United States or Bolivia ? Vote for the TOP Country of the Week !


Uit haar misstap was bij Flavie een afkeer ontstaan tegen al wat man was. Juffrouw Chuin was op dit punt wanhopig, toen zij op zekeren dag den heer des Fondettes ontmoette.

Baron Danvilliers bevond zich in zijn salon, een hoog vertrek, met leer bekleed en van antieke meubels voorzien. Sinds den vorigen avond was hij als vernietigd onder het nieuws, dat juffrouw Chuin hem had medegedeeld omtrent de onteering van Flavie.

"Ik bemin u, Flavie! ... Ik bemin u tot gekwordens toe. Ik weet niet hoe het komt! Al jaren duurt die toestand voort. Langzamerhand heeft die liefde mij geheel veroverd.

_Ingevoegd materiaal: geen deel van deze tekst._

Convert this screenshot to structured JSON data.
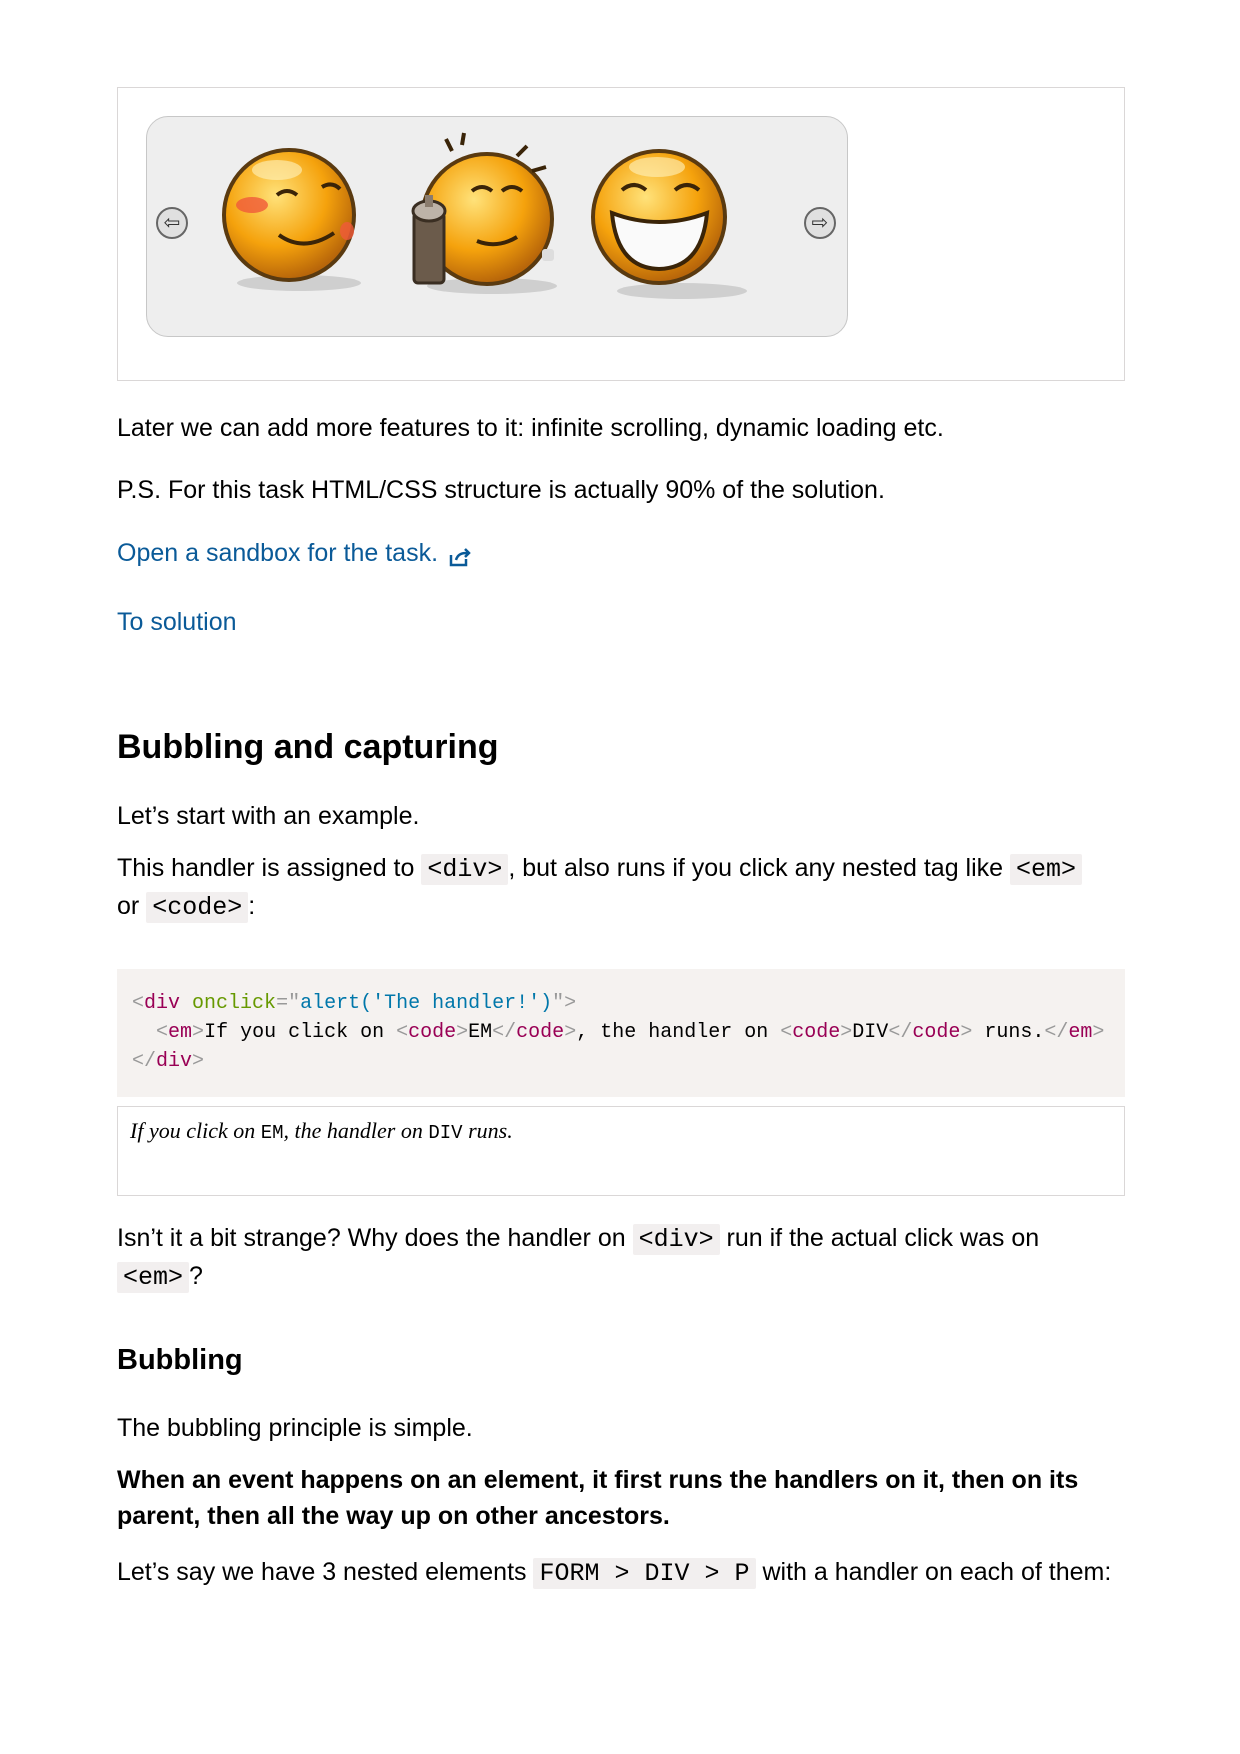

Ik heb er tegen geworsteld, omdat ik dat gevoel mijner niet waardig vond; ik herinner mij maar al te wel ons eerste onderhoud .... Nu is mijn lijden echter te zwaar, ik moet spreken ...." En zoo sprak hij langen tijd voort.

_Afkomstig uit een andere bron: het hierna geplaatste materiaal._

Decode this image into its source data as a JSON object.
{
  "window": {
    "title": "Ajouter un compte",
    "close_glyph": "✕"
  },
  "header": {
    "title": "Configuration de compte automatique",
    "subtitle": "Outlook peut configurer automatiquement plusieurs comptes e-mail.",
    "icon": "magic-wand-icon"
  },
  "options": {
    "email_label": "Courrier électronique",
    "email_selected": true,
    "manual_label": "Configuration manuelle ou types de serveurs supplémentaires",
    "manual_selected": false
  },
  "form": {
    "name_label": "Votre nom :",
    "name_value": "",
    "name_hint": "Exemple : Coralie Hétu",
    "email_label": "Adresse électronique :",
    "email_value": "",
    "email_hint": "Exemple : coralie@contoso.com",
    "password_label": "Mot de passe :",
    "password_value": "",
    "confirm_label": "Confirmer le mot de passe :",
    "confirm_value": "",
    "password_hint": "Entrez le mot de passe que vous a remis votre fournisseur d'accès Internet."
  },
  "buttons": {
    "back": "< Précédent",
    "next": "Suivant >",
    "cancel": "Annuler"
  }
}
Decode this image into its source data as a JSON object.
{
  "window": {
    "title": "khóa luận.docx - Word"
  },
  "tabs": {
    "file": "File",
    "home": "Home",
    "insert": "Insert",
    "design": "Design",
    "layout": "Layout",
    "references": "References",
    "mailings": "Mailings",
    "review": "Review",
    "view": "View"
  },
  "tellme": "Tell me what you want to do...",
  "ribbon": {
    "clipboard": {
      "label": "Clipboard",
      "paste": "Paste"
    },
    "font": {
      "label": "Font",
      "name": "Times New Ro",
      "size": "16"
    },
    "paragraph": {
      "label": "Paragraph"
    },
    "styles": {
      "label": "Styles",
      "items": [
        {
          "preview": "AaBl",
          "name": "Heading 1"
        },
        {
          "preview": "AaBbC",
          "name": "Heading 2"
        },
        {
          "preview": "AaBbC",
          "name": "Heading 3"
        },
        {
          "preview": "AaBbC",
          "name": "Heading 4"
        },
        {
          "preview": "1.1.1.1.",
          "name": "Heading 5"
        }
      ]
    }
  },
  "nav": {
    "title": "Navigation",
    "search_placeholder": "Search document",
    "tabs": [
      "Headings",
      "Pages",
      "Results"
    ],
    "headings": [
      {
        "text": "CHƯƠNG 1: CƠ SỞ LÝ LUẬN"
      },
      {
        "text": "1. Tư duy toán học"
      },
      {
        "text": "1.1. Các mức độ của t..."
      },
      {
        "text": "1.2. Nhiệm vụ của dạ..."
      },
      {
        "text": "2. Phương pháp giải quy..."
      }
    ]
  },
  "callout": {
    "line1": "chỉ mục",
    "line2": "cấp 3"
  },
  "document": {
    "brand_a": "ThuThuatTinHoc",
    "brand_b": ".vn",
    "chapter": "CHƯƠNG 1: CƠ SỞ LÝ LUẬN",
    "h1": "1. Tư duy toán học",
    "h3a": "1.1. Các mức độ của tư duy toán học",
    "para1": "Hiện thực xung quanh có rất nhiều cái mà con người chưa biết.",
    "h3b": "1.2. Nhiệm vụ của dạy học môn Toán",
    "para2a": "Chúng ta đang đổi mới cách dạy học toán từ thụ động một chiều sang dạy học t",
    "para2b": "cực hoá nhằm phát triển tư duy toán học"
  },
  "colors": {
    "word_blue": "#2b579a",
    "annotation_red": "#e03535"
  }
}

Nog worstelden zij samen, toen baron Danvilliers de deur opende. Nantas liet oogenblikelijk Flavie los en riep uit: "Mijnheer, ziehier uw dochter, die de armen van haar minnaar zooeven heeft verlaten .... Vertel haar dat een vrouw den naam van haar man niet mag bezoedelen, zelfs al bemint zij hem niet en al is haar eigen eergevoel zoo klein, dat dit geen beletsel voor haar is."

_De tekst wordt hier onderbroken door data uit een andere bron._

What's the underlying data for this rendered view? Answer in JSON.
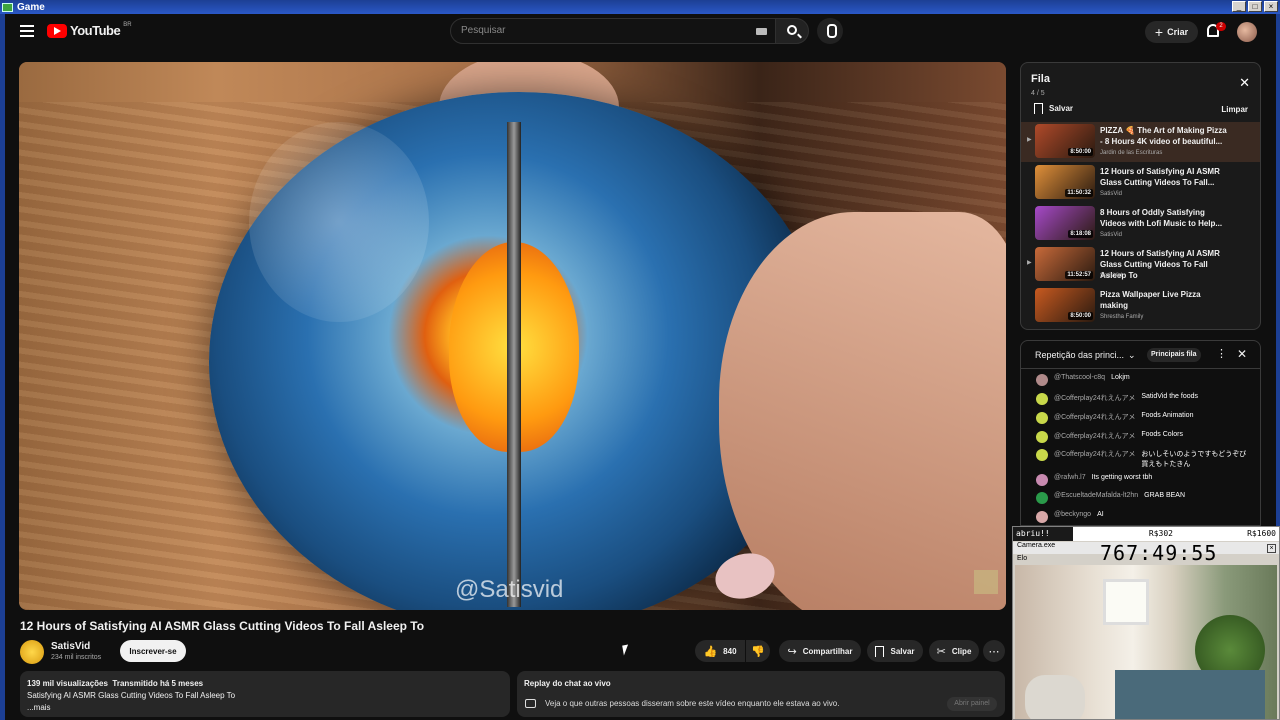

Een laatste gevoel van spijt deed hem een oogenblik week worden. Wat had hij niet kunnen volbrengen, als Flavie hem had begrepen! Den dag, waarop zij zich aan zijn borst zou hebben geworpen, uitroepende: "Ik heb je lief?" dien dag zou hij de kracht in zich gevoeld hebben de wereld te verzetten.

De bladen papier hoopten zich, een voor een, naast hem op. Twee uur later toen Flavie, die des Fondettes had weggejaagd, blootsvoets beneden kwam en luisterde aan de deur van zijn cabinet, hoorde zij niet anders dan het gekras der pen over 't papier, toen boog zij zich en keek door 't sleutelgat.

Hij luisterde niet meer naar het goudgeklank in de naburige bureaux; hij dacht niet meer aan de afgevaardigden, die hem kwamen complimenteeren, hij vergat den keizer zelfs, die in dit oogenblik hem mogelijk riep tot een der gewichtigste staatsambten. Dat alles was niets meer voor hem. Als Flavie hem afwees, was al 't andere hem onverschillig. "Luister," zeide hij.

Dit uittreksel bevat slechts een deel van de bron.